27.2.03

Appunti sparsi/1: il lato artistico

Durante un colloquio viene sempre il momento in cui si parla di interessi e hobbies (pronunciato alla Fantozzi). Dopo aver ricevuto la mia risposta, di solito, le specialiste delle risorse umane reagiscono in due modi: mi chiedono il mio preferito o mi chiedono come concretizzo le mie passioni.
Nel primo caso vogliono vedere quanto mi distacco dal gregge, cosa nascondo sotto la giacca e cravatta. È un terreno minato. Incroci le dita sperando che non ti chiedano nomi dei gruppi o dei dischi. Sai che per loro anche ascoltare i Nirvana farebbe di te un anarchico insurrezionalista pericoloso per le gerarchie aziendali. Se poi si parla di cinema e nomini per sbaglio tra i preferiti “La parola ai giurati”, ecco che scateni le fantasie dell’addetta alle human resources. Di cosa parla? Ti accorgi di avere nominato il titolo di un film in cui il protagonista è l’unico che la pensa diversamente dagli altri e cerca di far cambiare idea a tutti.
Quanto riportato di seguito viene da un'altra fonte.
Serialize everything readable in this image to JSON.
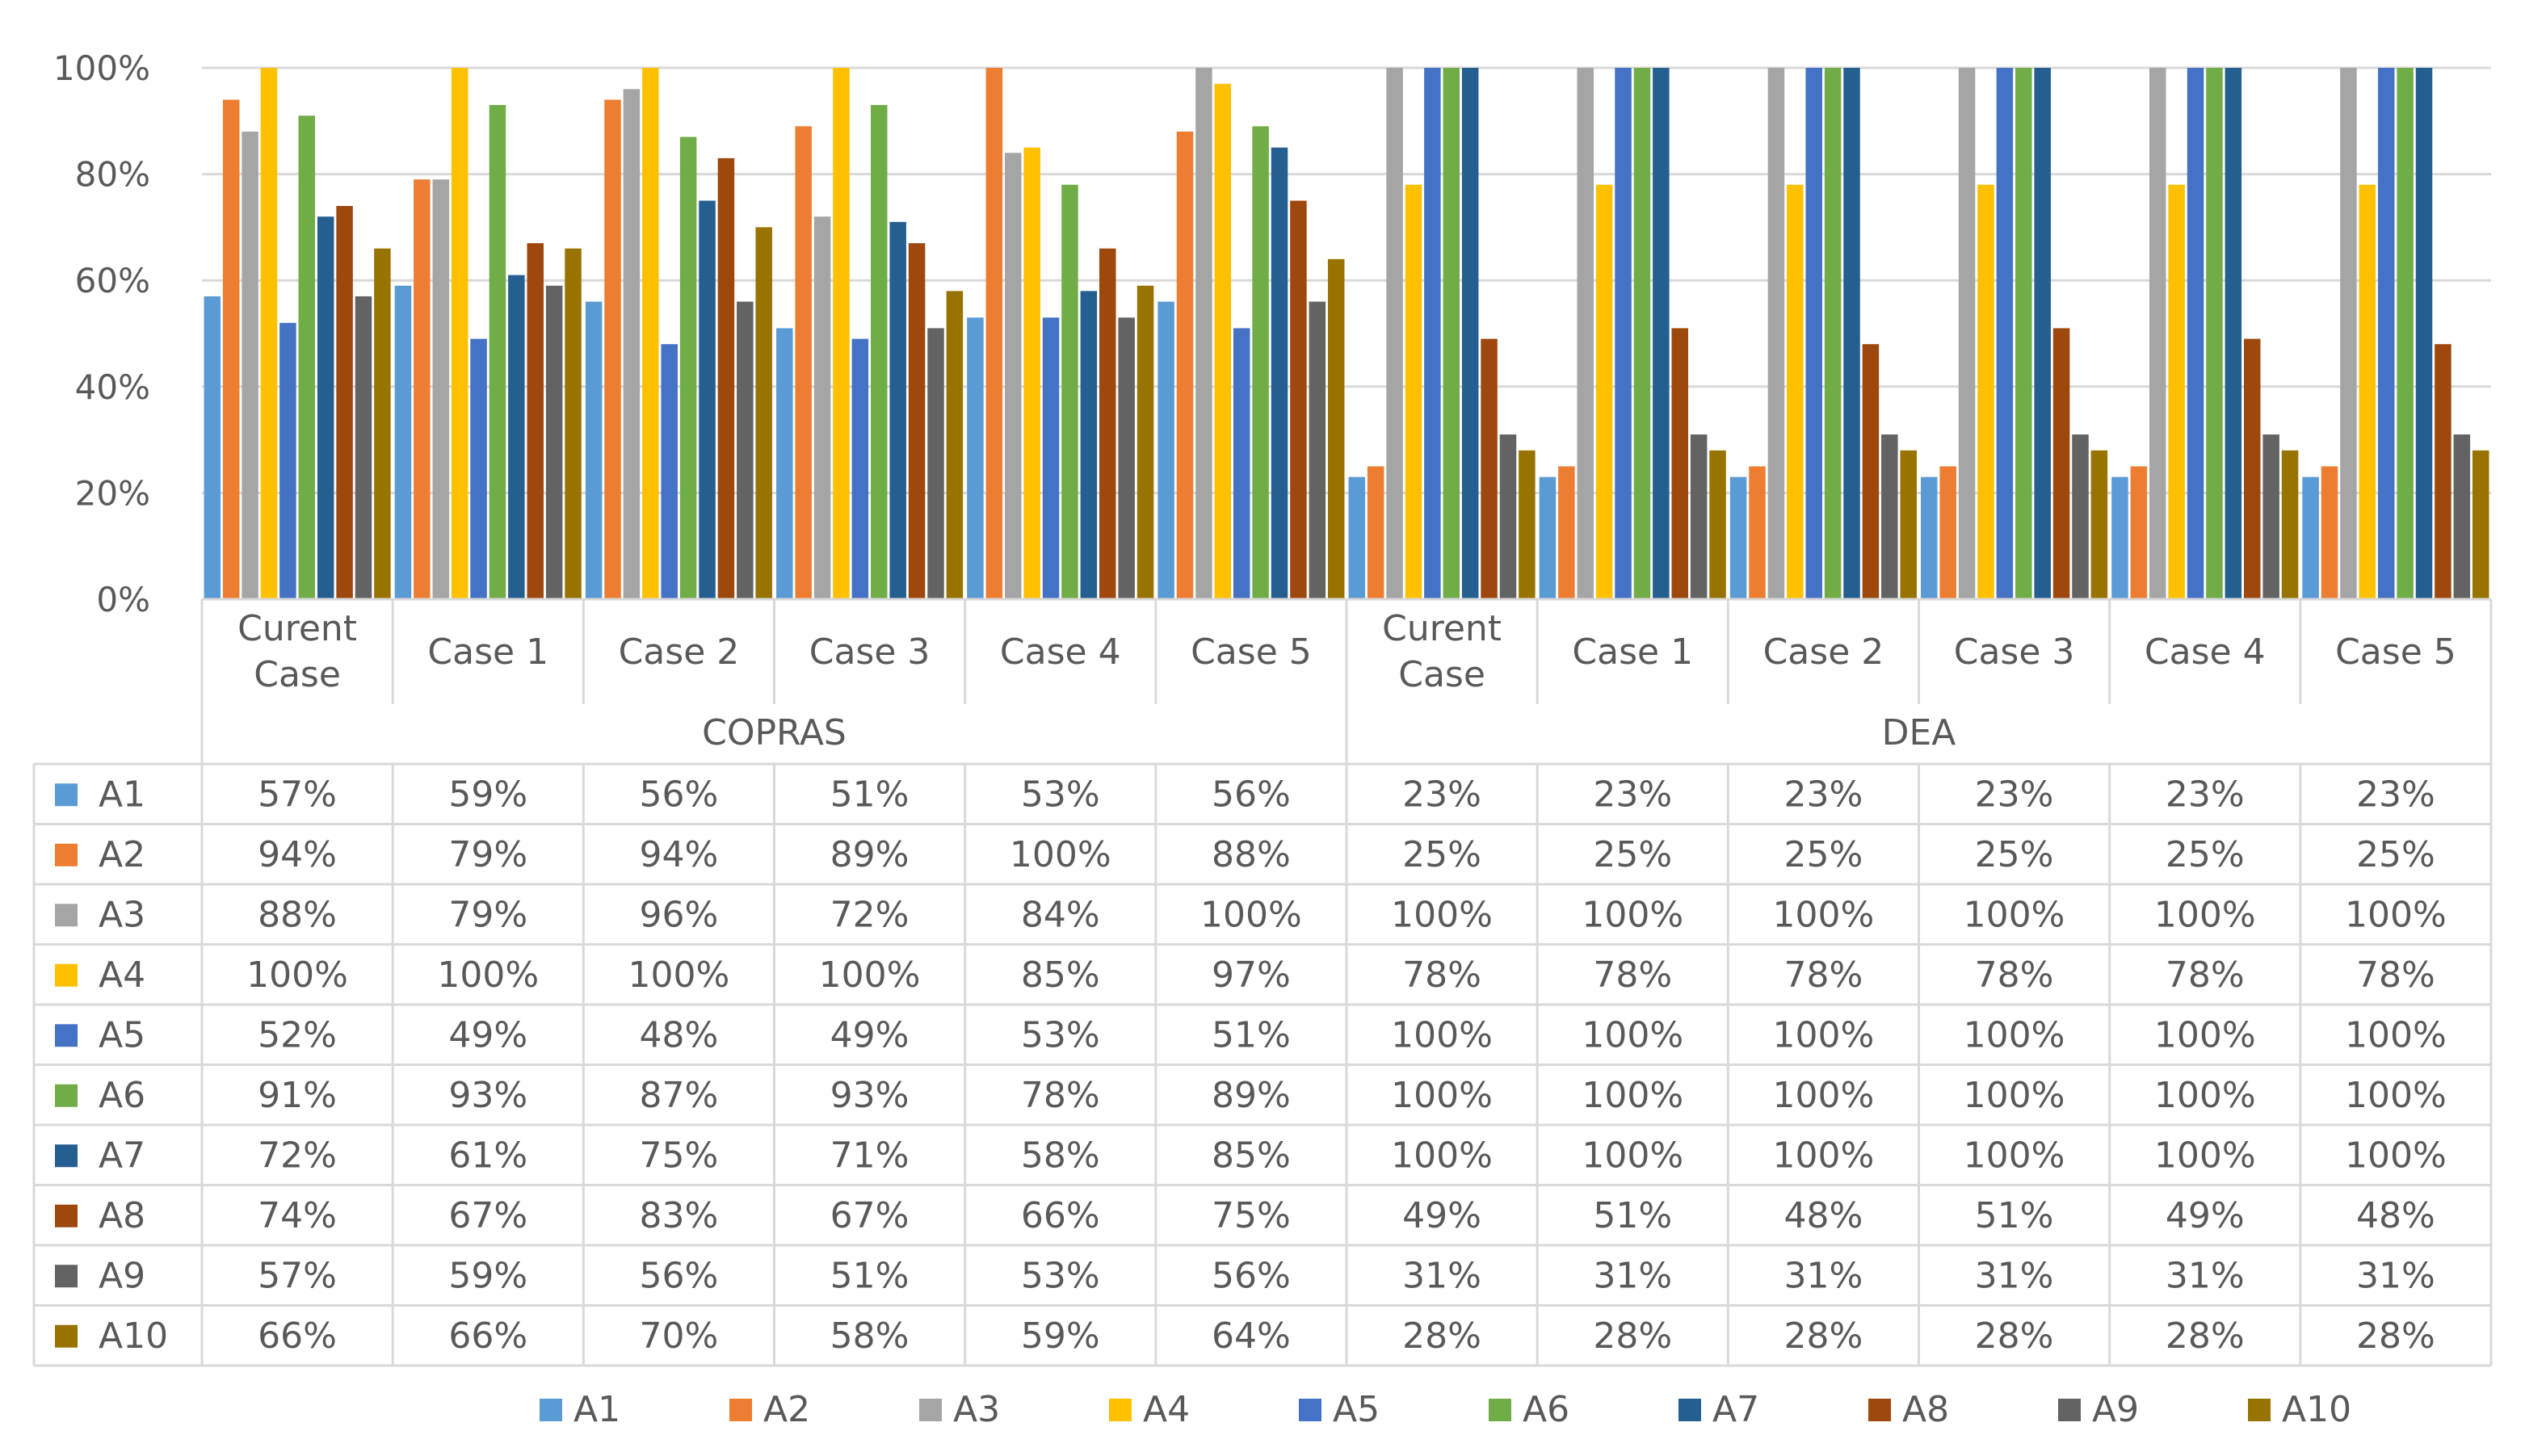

In certi casi sembra di essere tornati al liceo, quando finivi a parlare con una ragazza che in casa aveva solo una cassetta di Mariah Carey, quella con “Hero”, e che teorizzava l’adattamento alla massa come presupposto ai rapporti interpersonali. Mi manca l’aria, spero quasi che non mi prendano.
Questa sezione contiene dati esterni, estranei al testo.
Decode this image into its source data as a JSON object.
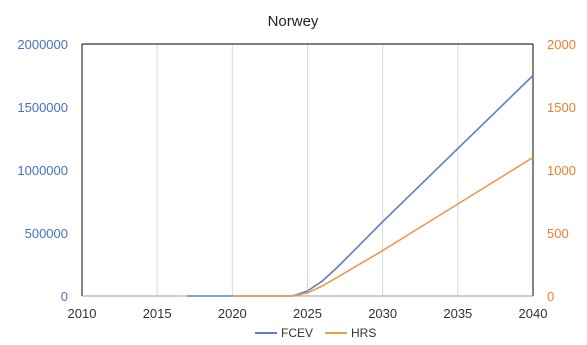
{
  "chart_data": {
    "type": "line",
    "title": "Norwey",
    "xlabel": "",
    "ylabel": "",
    "xlim": [
      2010,
      2040
    ],
    "xticks": [
      2010,
      2015,
      2020,
      2025,
      2030,
      2035,
      2040
    ],
    "y_left": {
      "lim": [
        0,
        2000000
      ],
      "ticks": [
        0,
        500000,
        1000000,
        1500000,
        2000000
      ]
    },
    "y_right": {
      "lim": [
        0,
        2000
      ],
      "ticks": [
        0,
        500,
        1000,
        1500,
        2000
      ]
    },
    "grid": "vertical",
    "legend": "bottom",
    "series": [
      {
        "name": "FCEV",
        "axis": "left",
        "color": "#5b7fc6",
        "x": [
          2017,
          2020,
          2024,
          2025,
          2026,
          2027,
          2028,
          2030,
          2035,
          2040
        ],
        "y": [
          0,
          0,
          0,
          40000,
          120000,
          230000,
          350000,
          590000,
          1170000,
          1750000
        ]
      },
      {
        "name": "HRS",
        "axis": "right",
        "color": "#f0994a",
        "x": [
          2020,
          2024,
          2025,
          2026,
          2028,
          2030,
          2035,
          2040
        ],
        "y": [
          0,
          0,
          25,
          80,
          220,
          360,
          730,
          1100
        ]
      }
    ]
  }
}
Nel secondo caso vogliono vedere se sai bilanciare il tuo lato creativo con una sufficiente dose di pragmatismo. Sanno che sei un problem-solver ma vogliono vedere se sei anche un problem-creator. L’altro giorno la psicologa ha scelto questa strada e, sempre sorridente, ha posto la fatidica domanda. Io ho risposto: “Ho un blog”. Mio silenzio, voluto. Interminabile. Ho cercato in tutti i modi di frenare il dondolio della testa mentre pronunciavo quelle tre parole. La psicologa prima di parlare ha fatto un gesto per dimostrare di esserci ancora. Ha ritirato all’interno un estremo della bocca, in un misto di “Forse ho capito” e “Cazzo dov’è il pavimento?”. Mi ha chiesto cosa fosse l’oggetto in questione e ho cercato di spiegarglielo brevemente e con parole abbastanza altisonanti da non farglielo riconoscere se ci capitava per sbaglio. Inutile dire dove poi è andata a parare. Mi ha chiesto se avevo già trovato un modo di guadagnarci sopra qualcosa.